The function below, based on merging, takes O(n) where n is the maximum of the size (cardinality) of the two sets. The idea is that we go through the ordered lists in "lock step" successively comparing the first elements and deciding on the basis of the comparison whether to incorporate them in the result, always taking the cdr of the list with the smaller first element.
'(2 3 4 6 7)
'(1 3 5 6) First element not in the intersection, take cdr
'(2 3 4 6 7) First element not in the intersection, take cdr
'(3 5 6)
'(3 4 6 7) First elements are in the intersection, take cdr
'(3 5 6) of both, incorparate car's in the result.
'(4 6 7) First element not in the intersection, take cdr
'(5 6)
'(6 7)
'(5 6) First element not in the intersection, take cdr
'(6 7) First elements are in the intersection, take cdr
'(6) of both, incorporate car's in the intersection.
'(7)
'() No elements in the intersection.
(define (intersect s1 s2)
(if (or (null? s1) (null? s2)) '()
(let (
(x1 (car s1))
(x2 (car s2))
); end let binding
(cond
((= x1 x2) (cons x1 (intersect (cdr s1) (cdr s2))))
((< x1 x2) (intersect (cdr s1) s2))
(else (intersect s1 (cdr s2)))
) ;end cond
) ; end let
) ;end if
) ;end define
We can test for the equality of sets under the ordered list representation very simply - if they are equal as sets they must be equal as lists.

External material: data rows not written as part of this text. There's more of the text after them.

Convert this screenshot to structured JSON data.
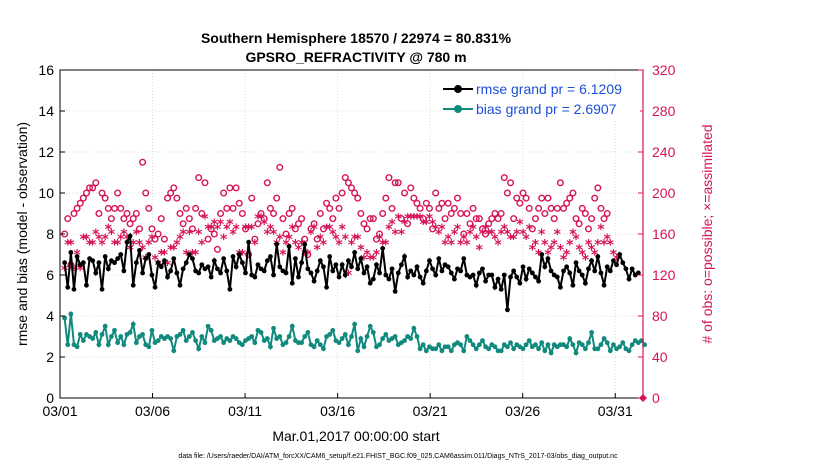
{
  "chart_data": {
    "type": "line",
    "title": "Southern Hemisphere 18570 / 22974 = 80.831%",
    "subtitle": "GPSRO_REFRACTIVITY @ 780 m",
    "xlabel": "Mar.01,2017 00:00:00 start",
    "ylabel": "rmse and bias (model - observation)",
    "y2label": "# of obs: o=possible; ×=assimilated",
    "footer": "data file: /Users/raeder/DAI/ATM_forcXX/CAM6_setup/f.e21.FHIST_BGC.f09_025.CAM6assim.011/Diags_NTrS_2017-03/obs_diag_output.nc",
    "xlim": [
      0,
      31.5
    ],
    "ylim": [
      0,
      16
    ],
    "y2lim": [
      0,
      320
    ],
    "x_tick_values": [
      0,
      5,
      10,
      15,
      20,
      25,
      30
    ],
    "x_tick_labels": [
      "03/01",
      "03/06",
      "03/11",
      "03/16",
      "03/21",
      "03/26",
      "03/31"
    ],
    "y_tick_labels": [
      "0",
      "2",
      "4",
      "6",
      "8",
      "10",
      "12",
      "14",
      "16"
    ],
    "y2_tick_labels": [
      "0",
      "40",
      "80",
      "120",
      "160",
      "200",
      "240",
      "280",
      "320"
    ],
    "legend_position": "top-right",
    "grid": true,
    "colors": {
      "rmse": "#000000",
      "bias": "#118a7e",
      "obs": "#d6145a",
      "axis2": "#d6145a",
      "legend_text": "#1a4fd6"
    },
    "series": [
      {
        "name": "rmse grand pr = 6.1209",
        "key": "rmse",
        "values": [
          6.6,
          5.4,
          7.1,
          5.3,
          6.9,
          6.5,
          6.6,
          5.5,
          6.8,
          6.7,
          6.1,
          6.6,
          5.3,
          6.9,
          6.3,
          6.7,
          6.6,
          6.8,
          7.0,
          6.2,
          7.6,
          7.9,
          5.5,
          6.6,
          7.2,
          6.1,
          6.8,
          7.0,
          6.0,
          5.4,
          6.6,
          6.4,
          6.7,
          5.9,
          6.2,
          6.8,
          6.1,
          5.5,
          6.3,
          6.6,
          7.0,
          6.8,
          6.2,
          6.1,
          6.5,
          6.3,
          6.4,
          5.9,
          6.7,
          6.3,
          6.1,
          6.8,
          6.2,
          5.3,
          6.9,
          6.4,
          7.0,
          6.6,
          6.1,
          7.6,
          6.0,
          5.9,
          6.5,
          6.3,
          6.2,
          6.7,
          6.9,
          6.0,
          7.5,
          6.4,
          6.2,
          6.1,
          7.4,
          5.6,
          6.8,
          5.9,
          6.6,
          7.5,
          6.3,
          6.1,
          5.7,
          6.2,
          6.7,
          6.4,
          5.4,
          6.9,
          6.2,
          6.5,
          5.9,
          6.5,
          6.0,
          6.7,
          6.4,
          7.1,
          6.3,
          6.8,
          6.1,
          6.4,
          5.6,
          5.8,
          6.5,
          6.1,
          7.3,
          6.0,
          5.8,
          6.3,
          5.2,
          6.1,
          6.5,
          6.9,
          5.9,
          6.2,
          6.0,
          6.4,
          5.9,
          5.6,
          6.2,
          6.7,
          6.3,
          6.0,
          6.8,
          6.2,
          6.5,
          6.4,
          6.1,
          5.8,
          6.3,
          6.2,
          6.8,
          6.0,
          5.9,
          6.0,
          5.5,
          6.1,
          6.3,
          5.7,
          6.0,
          6.0,
          5.4,
          5.8,
          5.3,
          6.0,
          4.3,
          5.9,
          6.2,
          5.9,
          5.6,
          6.4,
          5.8,
          6.3,
          6.1,
          5.9,
          5.7,
          7.0,
          6.4,
          6.8,
          6.2,
          6.0,
          5.9,
          5.4,
          6.2,
          6.4,
          6.1,
          5.5,
          6.6,
          6.2,
          6.0,
          5.6,
          6.3,
          6.7,
          6.2,
          6.9,
          6.1,
          5.5,
          6.4,
          6.2,
          6.7,
          6.5,
          7.0,
          6.6,
          6.3,
          5.8,
          6.3,
          6.0,
          6.1
        ]
      },
      {
        "name": "bias grand pr = 2.6907",
        "key": "bias",
        "values": [
          3.9,
          2.6,
          4.1,
          2.6,
          2.5,
          3.1,
          2.8,
          3.1,
          3.0,
          2.9,
          3.2,
          2.6,
          3.1,
          3.5,
          2.6,
          3.0,
          3.3,
          2.7,
          3.0,
          2.6,
          3.1,
          3.2,
          3.6,
          2.7,
          3.0,
          3.1,
          2.6,
          2.5,
          3.3,
          2.7,
          2.8,
          3.0,
          2.9,
          3.0,
          2.9,
          2.3,
          3.0,
          3.1,
          3.3,
          2.8,
          3.0,
          3.2,
          2.8,
          2.4,
          3.0,
          2.7,
          3.5,
          3.3,
          2.8,
          2.9,
          3.0,
          2.7,
          2.9,
          2.8,
          3.0,
          2.9,
          2.7,
          2.6,
          2.8,
          2.9,
          3.0,
          2.7,
          3.3,
          3.2,
          2.8,
          2.9,
          2.5,
          3.4,
          2.9,
          3.0,
          2.6,
          2.7,
          3.0,
          3.5,
          2.8,
          2.7,
          2.7,
          3.0,
          3.2,
          2.6,
          2.5,
          2.8,
          2.6,
          2.4,
          3.0,
          3.1,
          3.3,
          2.8,
          2.7,
          2.9,
          3.1,
          2.6,
          3.0,
          3.6,
          2.3,
          2.9,
          2.5,
          3.0,
          3.5,
          3.2,
          2.5,
          2.6,
          2.9,
          3.1,
          2.8,
          2.9,
          3.0,
          2.6,
          2.7,
          2.8,
          3.0,
          2.9,
          3.4,
          3.0,
          2.4,
          2.6,
          2.3,
          2.5,
          2.4,
          2.4,
          2.6,
          2.3,
          2.5,
          2.5,
          2.3,
          2.6,
          2.7,
          2.6,
          2.3,
          3.0,
          2.8,
          2.6,
          2.4,
          2.6,
          2.8,
          2.5,
          2.4,
          2.6,
          2.5,
          2.3,
          2.3,
          2.6,
          2.5,
          2.7,
          2.4,
          2.6,
          2.5,
          2.4,
          2.6,
          2.8,
          2.5,
          2.6,
          2.4,
          2.7,
          2.3,
          2.6,
          2.2,
          2.6,
          2.5,
          2.6,
          2.6,
          2.5,
          2.9,
          2.6,
          2.2,
          2.7,
          2.6,
          2.4,
          2.7,
          3.2,
          2.4,
          2.4,
          2.6,
          2.9,
          2.7,
          2.3,
          2.6,
          2.4,
          2.5,
          2.7,
          2.4,
          2.3,
          2.6,
          2.8,
          2.7,
          2.8,
          2.6
        ]
      },
      {
        "name": "possible",
        "key": "possible",
        "marker": "circle",
        "values": [
          160,
          175,
          130,
          180,
          185,
          190,
          195,
          200,
          205,
          205,
          210,
          180,
          200,
          195,
          185,
          175,
          185,
          200,
          185,
          175,
          180,
          170,
          175,
          180,
          165,
          230,
          200,
          185,
          165,
          155,
          160,
          175,
          155,
          195,
          200,
          205,
          195,
          180,
          170,
          185,
          175,
          165,
          185,
          215,
          180,
          210,
          155,
          165,
          160,
          145,
          180,
          200,
          185,
          205,
          185,
          205,
          190,
          180,
          165,
          140,
          195,
          155,
          170,
          180,
          175,
          210,
          185,
          180,
          195,
          225,
          175,
          160,
          180,
          185,
          165,
          170,
          175,
          155,
          140,
          165,
          170,
          155,
          180,
          165,
          190,
          185,
          175,
          195,
          185,
          200,
          215,
          210,
          205,
          200,
          195,
          180,
          170,
          165,
          175,
          175,
          155,
          160,
          180,
          195,
          215,
          185,
          210,
          210,
          175,
          200,
          170,
          205,
          195,
          190,
          185,
          175,
          190,
          185,
          165,
          200,
          185,
          190,
          175,
          190,
          180,
          185,
          195,
          180,
          160,
          180,
          170,
          185,
          175,
          175,
          165,
          160,
          170,
          175,
          180,
          175,
          180,
          215,
          200,
          210,
          175,
          195,
          190,
          200,
          195,
          185,
          165,
          175,
          185,
          195,
          180,
          195,
          185,
          175,
          185,
          210,
          185,
          190,
          195,
          200,
          175,
          170,
          185,
          180,
          165,
          175,
          195,
          205,
          185,
          175,
          180
        ]
      },
      {
        "name": "assimilated",
        "key": "assimilated",
        "marker": "asterisk",
        "values": [
          125,
          150,
          150,
          125,
          140,
          125,
          155,
          155,
          150,
          150,
          160,
          155,
          150,
          155,
          165,
          160,
          150,
          150,
          155,
          160,
          155,
          145,
          150,
          160,
          150,
          145,
          135,
          150,
          155,
          135,
          130,
          140,
          140,
          130,
          145,
          145,
          150,
          155,
          160,
          140,
          160,
          140,
          140,
          160,
          150,
          175,
          165,
          165,
          170,
          165,
          170,
          155,
          165,
          170,
          160,
          165,
          140,
          140,
          165,
          165,
          165,
          150,
          175,
          175,
          170,
          160,
          165,
          160,
          150,
          155,
          140,
          150,
          155,
          165,
          150,
          145,
          150,
          140,
          140,
          160,
          165,
          145,
          155,
          150,
          165,
          165,
          160,
          155,
          150,
          165,
          155,
          120,
          150,
          155,
          155,
          145,
          135,
          140,
          135,
          135,
          140,
          155,
          150,
          150,
          165,
          170,
          160,
          175,
          160,
          170,
          175,
          175,
          175,
          175,
          175,
          170,
          170,
          175,
          170,
          165,
          160,
          165,
          150,
          155,
          150,
          160,
          165,
          150,
          155,
          150,
          160,
          165,
          155,
          145,
          160,
          165,
          160,
          160,
          155,
          150,
          160,
          165,
          160,
          155,
          155,
          160,
          170,
          160,
          155,
          165,
          145,
          150,
          140,
          160,
          150,
          140,
          145,
          150,
          160,
          145,
          135,
          140,
          150,
          160,
          155,
          145,
          140,
          135,
          150,
          145,
          140,
          150,
          165,
          150,
          155,
          150,
          140,
          135
        ]
      }
    ]
  }
}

(define equal_set? equal?)
Note that intersect is an example of a general kind of operation, the merge in which two ordered sequences are compared in lock-step to produce a result derived from both of them. This is a very important kind of algorithm in cases in which you have large sets of data and only have sequential access to them. It past years, the only way that large data-sets could be stored was on magnetic tape, and all commercial data-processing depended on the use of merging operations. For example a bank would have records of the balance of customer accounts on one (or more than one!) tape, kept in order of account-number. The transactions for the day would be put on another tape, also in order of account-number. Then the two tapes would be merged, thereby updating the balances to allow for the transactions. Even the process of preparing the sorted-tape for merging would take place using a merge-based sorting operation.
Now we can test out our implementation.
(test_laws_sets 100)
If we represent a set as a balanced tree we can achieve a significant speed up in evaluating the member_set? and adjoin functions. The idea of a balanced tree is illustrated below - essentially the idea is that we want to equalise the number of entries to the left and right of each node as far as practicable.
If a tree is balanced, we can get to any given node in a rather small number of steps, in fact in a number of steps logarithmic in the cardinality (size) of the set represented in the tree. The details of how we can achieve this are discussed in Lecture 15.